Legal Proceedings During Commonwealth Act 1660
- Parliament of England
- Long title: An Act for Confirmation of Judiciall Proceedings.
- Citation: 12 Cha. 2. c. 12
- Territorial extent: England and Wales

Dates
- Royal assent: 29 August 1660
- Commencement: 25 April 1660
- Repealed: 30 July 1948

Other legislation
- Repealed by: Statute Law Revision Act 1948
- Relates to: Indemnity and Oblivion Act 1660; Confirmation of Acts Act 1661; Legal Proceedings During Commonwealth Act 1661; Confirmation of Acts (No. 3) Act 1661; Legal Proceedings During Commonwealth Act 1662;

Status: Repealed

Text of statute as originally enacted

= Legal Proceedings During Commonwealth Act 1660 =

Act of the Parliament of England

The Legal Proceedings During Commonwealth Act 1660 or Act of the Confirmation of Judicial Proceedings (12 Cha. 2. c. 12) was an act of the Parliament of England passed to legitimise the outcome of judicial proceedings during the English interregnum. It was repealed by the Statute Law Revision Act 1948.

==Background==
The act was rendered necessary by the lack of a legitimate English government in control of the whole country since the outbreak of the Civil War. During the Civil War, there had been two rival governments. After the execution of Charles I in 1649, there had been a series of governments of which the longest enduring was that of Oliver Cromwell as Protector. Following his death and during the Protectorate of his son, the Rump Parliament was recalled, and prepared the way for new elections to a Convention Parliament, which invited back the king, Charles II. Upon his restoration, the previous regimes were regarded as "usurping powers", whose actions were void.

The first action of the Convention Parliament after the arrival of the king was to declare itself a legitimate Parliament, and to confirm its own ordinances continuing taxation.
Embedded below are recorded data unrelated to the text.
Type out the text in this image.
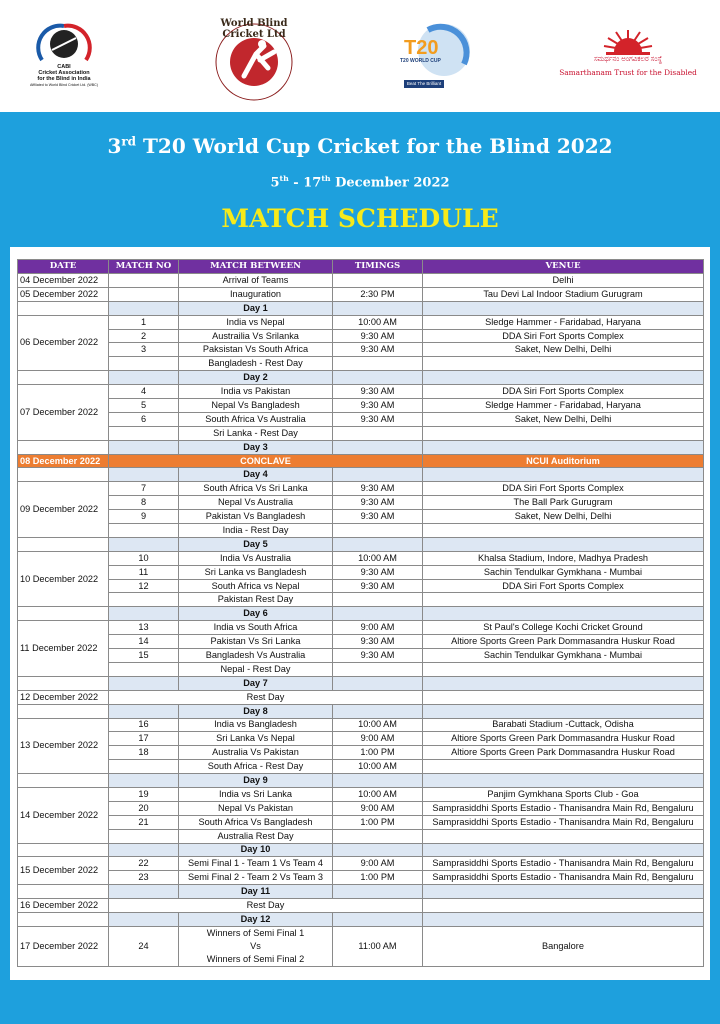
CABI
Cricket Association
for the Blind in India
Affiliated to World Blind Cricket Ltd. (WBC)
World Blind Cricket Ltd
T20
T20 WORLD CUP
Beat The Brilliant
ಸಮರ್ಥನಂ ಅಂಗವಿಕಲರ ಸಂಸ್ಥೆ
Samarthanam Trust for the Disabled
3rd T20 World Cup Cricket for the Blind 2022
5th - 17th December 2022
MATCH SCHEDULE
DATE	MATCH NO	MATCH BETWEEN	TIMINGS	VENUE
04 December 2022		Arrival of Teams		Delhi
05 December 2022		Inauguration	2:30 PM	Tau Devi Lal Indoor Stadium Gurugram
		Day 1		
06 December 2022	1	India vs Nepal	10:00 AM	Sledge Hammer - Faridabad, Haryana
	2	Austrailia Vs Srilanka	9:30 AM	DDA Siri Fort Sports Complex
	3	Paksistan Vs South Africa	9:30 AM	Saket, New Delhi, Delhi
		Bangladesh - Rest Day		
		Day 2		
07 December 2022	4	India vs Pakistan	9:30 AM	DDA Siri Fort Sports Complex
	5	Nepal Vs Bangladesh	9:30 AM	Sledge Hammer - Faridabad, Haryana
	6	South Africa Vs Australia	9:30 AM	Saket, New Delhi, Delhi
		Sri Lanka - Rest Day		
		Day 3		
08 December 2022	CONCLAVE			NCUI Auditorium
		Day 4		
09 December 2022	7	South Africa Vs Sri Lanka	9:30 AM	DDA Siri Fort Sports Complex
	8	Nepal Vs Australia	9:30 AM	The Ball Park Gurugram
	9	Pakistan Vs Bangladesh	9:30 AM	Saket, New Delhi, Delhi
		India - Rest Day		
		Day 5		
10 December 2022	10	India Vs Australia	10:00 AM	Khalsa Stadium, Indore, Madhya Pradesh
	11	Sri Lanka vs Bangladesh	9:30 AM	Sachin Tendulkar Gymkhana - Mumbai
	12	South Africa vs Nepal	9:30 AM	DDA Siri Fort Sports Complex
		Pakistan Rest Day		
		Day 6		
11 December 2022	13	India vs South Africa	9:00 AM	St Paul's College Kochi Cricket Ground
	14	Pakistan Vs Sri Lanka	9:30 AM	Altiore Sports Green Park Dommasandra Huskur Road
	15	Bangladesh Vs Australia	9:30 AM	Sachin Tendulkar Gymkhana - Mumbai
		Nepal - Rest Day		
		Day 7		
12 December 2022	Rest Day			
		Day 8		
13 December 2022	16	India vs Bangladesh	10:00 AM	Barabati Stadium -Cuttack, Odisha
	17	Sri Lanka Vs Nepal	9:00 AM	Altiore Sports Green Park Dommasandra Huskur Road
	18	Australia Vs Pakistan	1:00 PM	Altiore Sports Green Park Dommasandra Huskur Road
		South Africa - Rest Day	10:00 AM	
		Day 9		
14 December 2022	19	India vs Sri Lanka	10:00 AM	Panjim Gymkhana Sports Club - Goa
	20	Nepal Vs Pakistan	9:00 AM	Samprasiddhi Sports Estadio - Thanisandra Main Rd, Bengaluru
	21	South Africa Vs Bangladesh	1:00 PM	Samprasiddhi Sports Estadio - Thanisandra Main Rd, Bengaluru
		Australia Rest Day		
		Day 10		
15 December 2022	22	Semi Final 1 - Team 1 Vs Team 4	9:00 AM	Samprasiddhi Sports Estadio - Thanisandra Main Rd, Bengaluru
	23	Semi Final 2 - Team 2 Vs Team 3	1:00 PM	Samprasiddhi Sports Estadio - Thanisandra Main Rd, Bengaluru
		Day 11		
16 December 2022	Rest Day			
		Day 12		
17 December 2022	24	Winners of Semi Final 1
Vs
Winners of Semi Final 2	11:00 AM	Bangalore
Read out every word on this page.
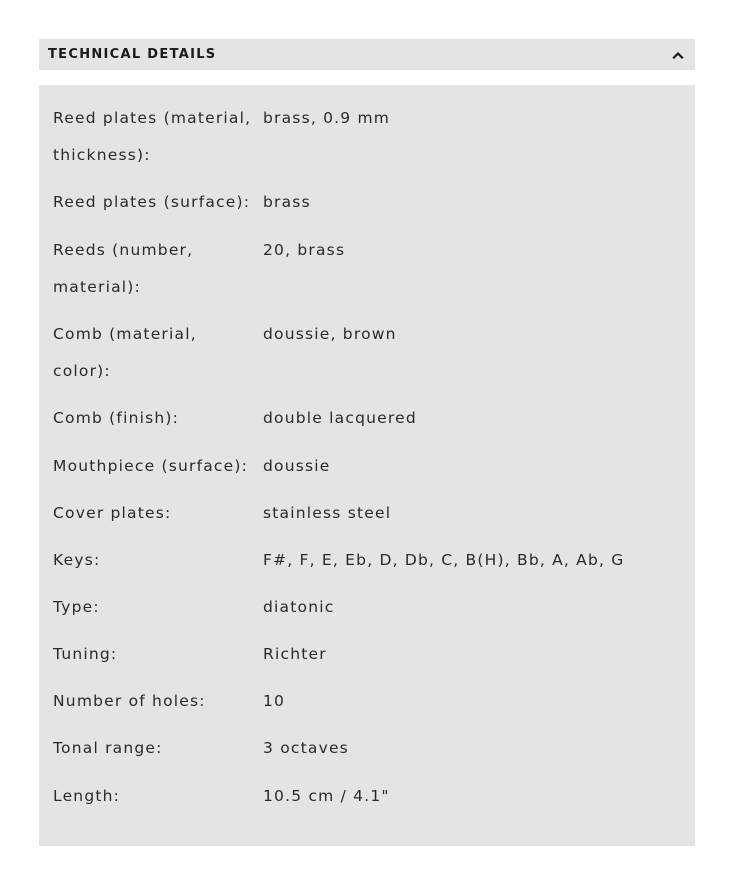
TECHNICAL DETAILS
Reed plates (material,
thickness):
brass, 0.9 mm
Reed plates (surface): brass
Reeds (number,
material):
20, brass
Comb (material,
color):
doussie, brown
Comb (finish):	double lacquered
Mouthpiece (surface): doussie
Cover plates:	stainless steel
Keys:	F#, F, E, Eb, D, Db, C, B(H), Bb, A, Ab, G
Type:	diatonic
Tuning:	Richter
Number of holes:	10
Tonal range:	3 octaves
Length:	10.5 cm / 4.1"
It then authorised subsisting the temporary continuance of legal proceedings, though begun by writs and so on using the titles of previous "usurping" rulers.

== The act ==
The first clause of the act confirmed all judicial proceedings since 1 May 1642, and additionally final concords made with novel procedures and those undertaken for the County Palatine of Durham at Westminster, rather than Durham.

There were several exceptions to this:
- All forfeitures for treason and attainders for adherence to Charles I were annulled.
- All sales of land by ordinance of "usurping powers" were left just as if the act had not passed (being neither avoided nor confirmed). This meant that the land reverted to its former owner or his heir, if he had done nothing to confirm the sale (but many had confirmed such sales, for payment).
- Recognisances and bonds to former rulers (if undischarged) remained in force to the king, unless entered into by order of former governing authorities.
- All sales of lands of the king, bishops and cathedrals were declared void (so that the lands reverted to their former owners).

The act ended by lamenting that it was "necessary to mention Diverse pretensed Acts and Ordinances" of the previous rulers and declaring their titles "most Rebellious, Wicked, Trayterous and Abominable Usurpations Detested by this present Parliament as opposite in the Highest Degree to His Sacred Majestyes most Just and undoubted Right to whom and to His Heires and Lawfull Successors the Imperiall Crownes" belonged.

This together with the Act of Oblivion (12 Cha. 2. c. 11) put an end to legal doubts over the events of the preceding period. However a further act, the Legal Proceedings During Commonwealth Act 1661 (13 Cha. 2. St. 1. c. 15), had to be passed the following year to deal with certain issues arising out the exclusion from the Act of Oblivion and from the attainder of the Regicides. It was then followed by Legal Proceedings During Commonwealth Act 1662 (14 Cha. 2. c. 25).

== Subsequent developments ==
The whole act was repealed by section 1 of, and the first schedule to, the Statute Law Revision Act 1948 (11 & 12 Geo. 6. c. 62), which came into force on 30 July 1948.